One component of Autopilot is Autosteer, which maintains a set speed or following distance and works to keep a vehicle in its driving lane.

Tesla said it did not agree with NHTSA's analysis but would deploy an over-the-air software update that will "incorporate additional controls and alerts to those already existing on affected vehicles to further encourage the driver to adhere to their continuous driving responsibility whenever Autosteer is engaged."

The company did not respond to a question on whether the recall would be performed outside the United States or offer more precise details of the new safeguards. It is not immediately clear if China will demand a recall over the same issue.

A spokesperson for the Italian Transport Ministry had no knowledge of similar actions being taken in Italy. Regulators in Germany said they are looking into the issue.

'Foreseeable misuse'

NHTSA opened its August 2021 probe of Autopilot after identifying more than a dozen crashes in which Tesla vehicles hit stationary emergency vehicles and upgraded it in June 2022.

NHTSA said it found "Tesla's unique design of its Autopilot system can provide inadequate driver engagement and usage controls that can lead to foreseeable misuse of the system." NHTSA reviewed 956 crashes where Autopilot was initially alleged to have been in use and focused on 322 Autopilot-involved crashes in its probe.

Bryant Walker Smith, a University of South Carolina law professor who studies transportation issues, said the software-only fix will be fairly limited. The recall "really seems to put so much responsibility on human drivers instead of a system that facilitates such misuse," Smith said.

Separately, since 2016, NHTSA has opened more than three-dozen Tesla special crash investigations in cases where driver systems such as Autopilot were suspected of being used, with 23 crash deaths reported to date.

NHTSA said there may be an increased risk of a crash in situations when the system is engaged but the driver does not maintain responsibility for vehicle operation and is unprepared to intervene or fails to recognize when it is canceled or not.

NHTSA's investigation into Autopilot will remain open as it monitors the efficacy of Tesla’s remedies.
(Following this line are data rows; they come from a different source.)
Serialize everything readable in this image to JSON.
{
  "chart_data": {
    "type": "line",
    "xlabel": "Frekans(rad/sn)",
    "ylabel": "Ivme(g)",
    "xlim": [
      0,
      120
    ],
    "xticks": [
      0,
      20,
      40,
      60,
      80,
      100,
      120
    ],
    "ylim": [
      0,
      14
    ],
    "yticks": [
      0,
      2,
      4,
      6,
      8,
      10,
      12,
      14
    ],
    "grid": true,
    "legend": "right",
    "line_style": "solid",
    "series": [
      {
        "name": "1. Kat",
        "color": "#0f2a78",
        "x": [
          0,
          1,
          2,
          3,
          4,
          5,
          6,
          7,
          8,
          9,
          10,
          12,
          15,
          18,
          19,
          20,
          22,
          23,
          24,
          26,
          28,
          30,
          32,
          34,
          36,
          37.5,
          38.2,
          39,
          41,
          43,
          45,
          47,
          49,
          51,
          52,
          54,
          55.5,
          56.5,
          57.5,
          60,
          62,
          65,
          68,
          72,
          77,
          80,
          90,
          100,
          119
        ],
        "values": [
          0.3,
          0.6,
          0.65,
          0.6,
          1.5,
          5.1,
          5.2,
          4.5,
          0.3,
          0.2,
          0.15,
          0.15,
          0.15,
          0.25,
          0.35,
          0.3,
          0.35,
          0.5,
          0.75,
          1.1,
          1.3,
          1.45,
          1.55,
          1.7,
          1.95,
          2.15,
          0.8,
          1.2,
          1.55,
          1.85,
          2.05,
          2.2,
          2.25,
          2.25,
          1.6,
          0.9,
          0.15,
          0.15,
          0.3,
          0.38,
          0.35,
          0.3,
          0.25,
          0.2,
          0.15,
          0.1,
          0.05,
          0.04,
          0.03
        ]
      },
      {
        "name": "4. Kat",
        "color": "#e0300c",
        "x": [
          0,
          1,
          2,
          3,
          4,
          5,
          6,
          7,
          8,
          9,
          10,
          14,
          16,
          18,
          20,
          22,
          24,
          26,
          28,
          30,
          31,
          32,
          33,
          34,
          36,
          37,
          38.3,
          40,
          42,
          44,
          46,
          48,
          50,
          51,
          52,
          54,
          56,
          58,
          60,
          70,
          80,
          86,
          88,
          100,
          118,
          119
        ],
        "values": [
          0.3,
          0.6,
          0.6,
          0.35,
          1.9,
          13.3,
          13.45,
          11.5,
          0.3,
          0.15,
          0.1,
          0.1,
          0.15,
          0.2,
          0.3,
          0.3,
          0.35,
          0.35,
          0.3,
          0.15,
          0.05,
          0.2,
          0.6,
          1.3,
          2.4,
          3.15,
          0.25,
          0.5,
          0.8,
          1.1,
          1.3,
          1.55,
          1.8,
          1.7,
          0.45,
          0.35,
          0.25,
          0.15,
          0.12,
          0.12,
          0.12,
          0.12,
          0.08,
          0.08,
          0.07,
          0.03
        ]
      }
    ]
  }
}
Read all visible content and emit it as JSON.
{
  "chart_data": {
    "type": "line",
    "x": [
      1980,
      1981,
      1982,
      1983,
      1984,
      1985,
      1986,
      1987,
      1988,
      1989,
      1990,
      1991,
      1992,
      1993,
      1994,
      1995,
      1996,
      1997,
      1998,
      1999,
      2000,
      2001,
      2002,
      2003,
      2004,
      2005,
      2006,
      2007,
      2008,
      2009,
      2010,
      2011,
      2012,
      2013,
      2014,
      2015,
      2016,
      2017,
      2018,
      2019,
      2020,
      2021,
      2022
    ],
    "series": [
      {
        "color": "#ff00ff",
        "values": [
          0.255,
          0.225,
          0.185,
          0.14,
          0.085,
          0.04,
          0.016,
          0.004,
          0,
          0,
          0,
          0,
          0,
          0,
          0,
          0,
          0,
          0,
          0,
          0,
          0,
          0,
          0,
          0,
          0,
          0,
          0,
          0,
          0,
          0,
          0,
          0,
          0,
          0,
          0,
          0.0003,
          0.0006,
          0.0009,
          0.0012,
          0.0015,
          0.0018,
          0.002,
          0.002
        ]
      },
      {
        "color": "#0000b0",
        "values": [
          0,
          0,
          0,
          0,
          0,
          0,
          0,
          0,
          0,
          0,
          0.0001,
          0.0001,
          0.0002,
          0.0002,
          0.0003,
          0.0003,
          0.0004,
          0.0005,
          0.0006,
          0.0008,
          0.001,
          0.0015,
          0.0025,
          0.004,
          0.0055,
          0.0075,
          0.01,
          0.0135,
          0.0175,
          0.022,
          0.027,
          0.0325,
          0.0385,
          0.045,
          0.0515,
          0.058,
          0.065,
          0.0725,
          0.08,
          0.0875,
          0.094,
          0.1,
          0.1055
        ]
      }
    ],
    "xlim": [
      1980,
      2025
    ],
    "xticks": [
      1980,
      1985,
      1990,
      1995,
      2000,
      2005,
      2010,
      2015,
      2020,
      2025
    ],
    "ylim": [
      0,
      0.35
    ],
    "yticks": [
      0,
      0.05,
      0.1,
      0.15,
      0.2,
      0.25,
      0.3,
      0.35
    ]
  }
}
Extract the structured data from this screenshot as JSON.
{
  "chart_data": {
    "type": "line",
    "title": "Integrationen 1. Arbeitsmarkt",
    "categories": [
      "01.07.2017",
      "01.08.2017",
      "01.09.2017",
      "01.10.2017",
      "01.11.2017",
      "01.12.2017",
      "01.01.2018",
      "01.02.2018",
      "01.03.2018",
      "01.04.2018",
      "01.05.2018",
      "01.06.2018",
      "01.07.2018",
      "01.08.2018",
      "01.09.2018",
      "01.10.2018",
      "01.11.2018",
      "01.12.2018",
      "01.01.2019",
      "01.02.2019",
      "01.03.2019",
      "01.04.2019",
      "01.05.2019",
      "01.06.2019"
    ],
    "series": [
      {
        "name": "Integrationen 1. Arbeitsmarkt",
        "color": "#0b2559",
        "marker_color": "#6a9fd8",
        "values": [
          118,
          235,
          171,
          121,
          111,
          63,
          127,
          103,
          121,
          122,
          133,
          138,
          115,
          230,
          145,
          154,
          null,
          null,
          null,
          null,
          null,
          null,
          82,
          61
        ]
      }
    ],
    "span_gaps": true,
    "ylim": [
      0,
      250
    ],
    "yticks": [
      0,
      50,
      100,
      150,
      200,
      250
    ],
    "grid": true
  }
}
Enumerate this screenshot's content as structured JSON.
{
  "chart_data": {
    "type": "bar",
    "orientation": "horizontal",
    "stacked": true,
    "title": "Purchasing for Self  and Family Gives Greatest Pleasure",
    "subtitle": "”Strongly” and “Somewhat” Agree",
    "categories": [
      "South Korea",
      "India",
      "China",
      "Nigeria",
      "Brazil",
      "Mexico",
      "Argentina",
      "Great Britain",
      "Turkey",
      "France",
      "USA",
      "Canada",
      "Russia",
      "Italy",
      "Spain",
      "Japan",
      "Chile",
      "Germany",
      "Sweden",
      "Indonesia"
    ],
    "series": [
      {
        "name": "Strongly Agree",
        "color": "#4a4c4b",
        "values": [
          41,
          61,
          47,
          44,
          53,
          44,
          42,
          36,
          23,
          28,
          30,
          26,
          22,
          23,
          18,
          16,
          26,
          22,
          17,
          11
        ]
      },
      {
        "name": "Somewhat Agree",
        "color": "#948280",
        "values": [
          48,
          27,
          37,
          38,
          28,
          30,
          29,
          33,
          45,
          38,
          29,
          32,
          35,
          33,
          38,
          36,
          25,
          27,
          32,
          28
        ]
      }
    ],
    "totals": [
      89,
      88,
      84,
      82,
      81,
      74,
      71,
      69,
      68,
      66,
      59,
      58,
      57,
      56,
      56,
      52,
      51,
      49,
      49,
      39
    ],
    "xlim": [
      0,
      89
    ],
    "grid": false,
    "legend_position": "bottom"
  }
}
The company will roll out the update to 2.03 million Model S, X, 3 and Y vehicles in the United States dating back to the 2012 model year, the agency said.

The update based on vehicle hardware will include increasing prominence of visual alerts on the user interface, simplifying engagement and disengagement of Autosteer and additional checks upon engaging Autosteer.

Tesla disclosed in October that the U.S. Justice Department had issued subpoenas related to its Full Self-Driving (FSD) and Autopilot systems. Reuters reported in October 2022 that Tesla was under criminal investigation over claims the company's electric vehicles could drive themselves.

Tesla in February recalled 362,000 U.S. vehicles to update its FSD Beta software after NHTSA said the vehicles did not adequately adhere to traffic safety laws and could cause crashes.

NHTSA closed an earlier investigation into Autopilot in 2017 without taking any action. The National Transportation Safety Board (NTSB) has criticized Tesla for a lack of system safeguards for Autopilot, and NHTSA for a failure to ensure the safety of Autopilot.

Democratic U.S. Representative Jan Schakowsky said, "it's past time to rein in Tesla’s hazardous advanced driving systems" and praised NHTSA for taking "action to protect all road users from misuse of these systems."